Particle suspension concentration profiles were determined by either a moving single laser scan (in 1 g) or by an expanded laser sheet scan (in 1 and 0 g). Stratification of suspensions (asymmetry of concentration profiles due to gravity) was found in 1 g. Microgravity experiments carried out in the NASA Glenn Research Center's (NGRC) 2.2-second drop tower showed higher powder concentrations in microgravity compared to suspensions formed in normal gravity. Powder concentration profiles were confirmed to be symmetric at 0 g and a near-constant value under certain conditions. Abnormal suspension instability occurred in microgravity, observed as spatially periodic "cellular" powder flow structures at high electric field intensities.
A new external current method for determining the maximum suspension particle was introduced using EPS. A variety of particles showed a similar two-stage development-an initial increase stage of current followed by a constant current stage. The rising stage lends itself to a linear regression analysis. A new concept of excess electric field intensity was introduced to correlate the normal gravity and microgravity.
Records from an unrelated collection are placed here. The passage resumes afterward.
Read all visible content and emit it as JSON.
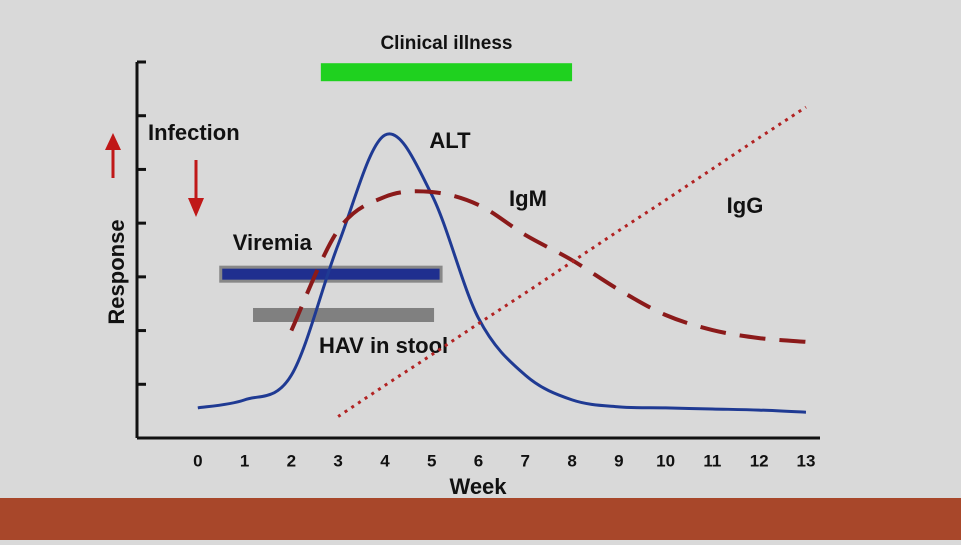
{
  "chart_data": {
    "type": "line",
    "x_label": "Week",
    "y_label": "Response",
    "annotation": "Infection",
    "x": [
      0,
      1,
      2,
      3,
      4,
      5,
      6,
      7,
      8,
      9,
      10,
      11,
      12,
      13
    ],
    "xlim": [
      -1.3,
      13.3
    ],
    "xticks": [
      0,
      1,
      2,
      3,
      4,
      5,
      6,
      7,
      8,
      9,
      10,
      11,
      12,
      13
    ],
    "ylim": [
      0,
      7
    ],
    "yticks": [
      1,
      2,
      3,
      4,
      5,
      6
    ],
    "series": [
      {
        "name": "ALT",
        "color": "#1f3a93",
        "dash": "solid",
        "values": [
          0.56,
          0.71,
          1.17,
          3.6,
          5.64,
          4.53,
          2.23,
          1.17,
          0.71,
          0.58,
          0.56,
          0.54,
          0.52,
          0.48
        ]
      },
      {
        "name": "IgM",
        "color": "#8b1a1a",
        "dash": "dashed",
        "values": [
          null,
          null,
          2.0,
          3.87,
          4.49,
          4.58,
          4.34,
          3.78,
          3.31,
          2.76,
          2.29,
          2.01,
          1.86,
          1.79
        ]
      },
      {
        "name": "IgG",
        "color": "#b22222",
        "dash": "dotted",
        "values": [
          null,
          null,
          null,
          0.4,
          0.98,
          1.55,
          2.13,
          2.7,
          3.28,
          3.86,
          4.43,
          5.01,
          5.59,
          6.16
        ]
      }
    ],
    "bars": [
      {
        "label": "Clinical illness",
        "start": 2.63,
        "end": 8.0,
        "level": 6.81,
        "color": "#1fd11f"
      },
      {
        "label": "Viremia",
        "start": 0.49,
        "end": 5.2,
        "level": 3.05,
        "color": "#1f2f8f"
      },
      {
        "label": "HAV in stool",
        "start": 1.18,
        "end": 5.05,
        "level": 2.29,
        "color": "#808080"
      }
    ]
  }
}
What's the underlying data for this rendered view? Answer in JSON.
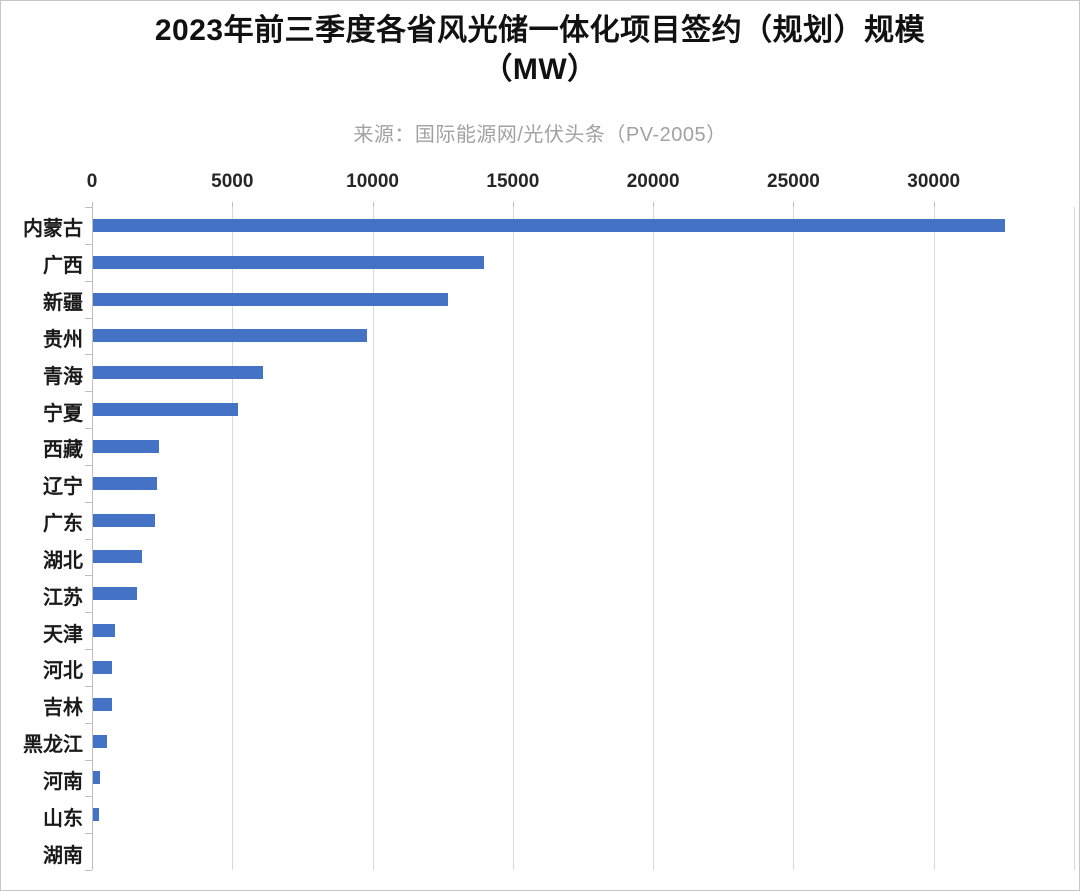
{
  "header": {
    "title_line1": "2023年前三季度各省风光储一体化项目签约（规划）规模",
    "title_line2": "（MW）",
    "source": "来源：国际能源网/光伏头条（PV-2005）"
  },
  "chart_data": {
    "type": "bar",
    "orientation": "horizontal",
    "title": "2023年前三季度各省风光储一体化项目签约（规划）规模（MW）",
    "subtitle_source": "来源：国际能源网/光伏头条（PV-2005）",
    "unit": "MW",
    "categories": [
      "内蒙古",
      "广西",
      "新疆",
      "贵州",
      "青海",
      "宁夏",
      "西藏",
      "辽宁",
      "广东",
      "湖北",
      "江苏",
      "天津",
      "河北",
      "吉林",
      "黑龙江",
      "河南",
      "山东",
      "湖南"
    ],
    "values": [
      32500,
      13950,
      12660,
      9770,
      6050,
      5170,
      2360,
      2280,
      2200,
      1760,
      1560,
      800,
      680,
      660,
      490,
      250,
      220,
      0
    ],
    "xlim": [
      0,
      35000
    ],
    "xticks": [
      0,
      5000,
      10000,
      15000,
      20000,
      25000,
      30000
    ],
    "axis_position": "top",
    "grid": true,
    "legend": "none",
    "bar_color": "#4472C4",
    "gridline_color": "#D9D9D9",
    "axis_color": "#BFBFBF",
    "tick_label_color": "#262626",
    "category_label_color": "#1A1A1A",
    "title_color": "#111111",
    "source_color": "#A2A2A2"
  }
}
Suspension concentrations in both normal gravity and microgravity were successfully correlated using this concept.
The range of ignition tests with EPS was significantly broadened to richer powder mixtures in microgravity. The nominal aluminum concentrations were corrected to the actual suspension aluminum concentrations using the excess field intensity concept. Some interesting newfound web/stringer formations, comprised of aluminum particles, were observed following powder ignition during drop tower experiments. The quenching effect of inert copper particles on aluminum/air mixtures was also investigated in normal gravity. It was confirmed that more ignition energy was required in the presence of inert particles. The average additional ignition energy difference was successfully correlated with ND2 (adopted from previous studies) using an exponential equation.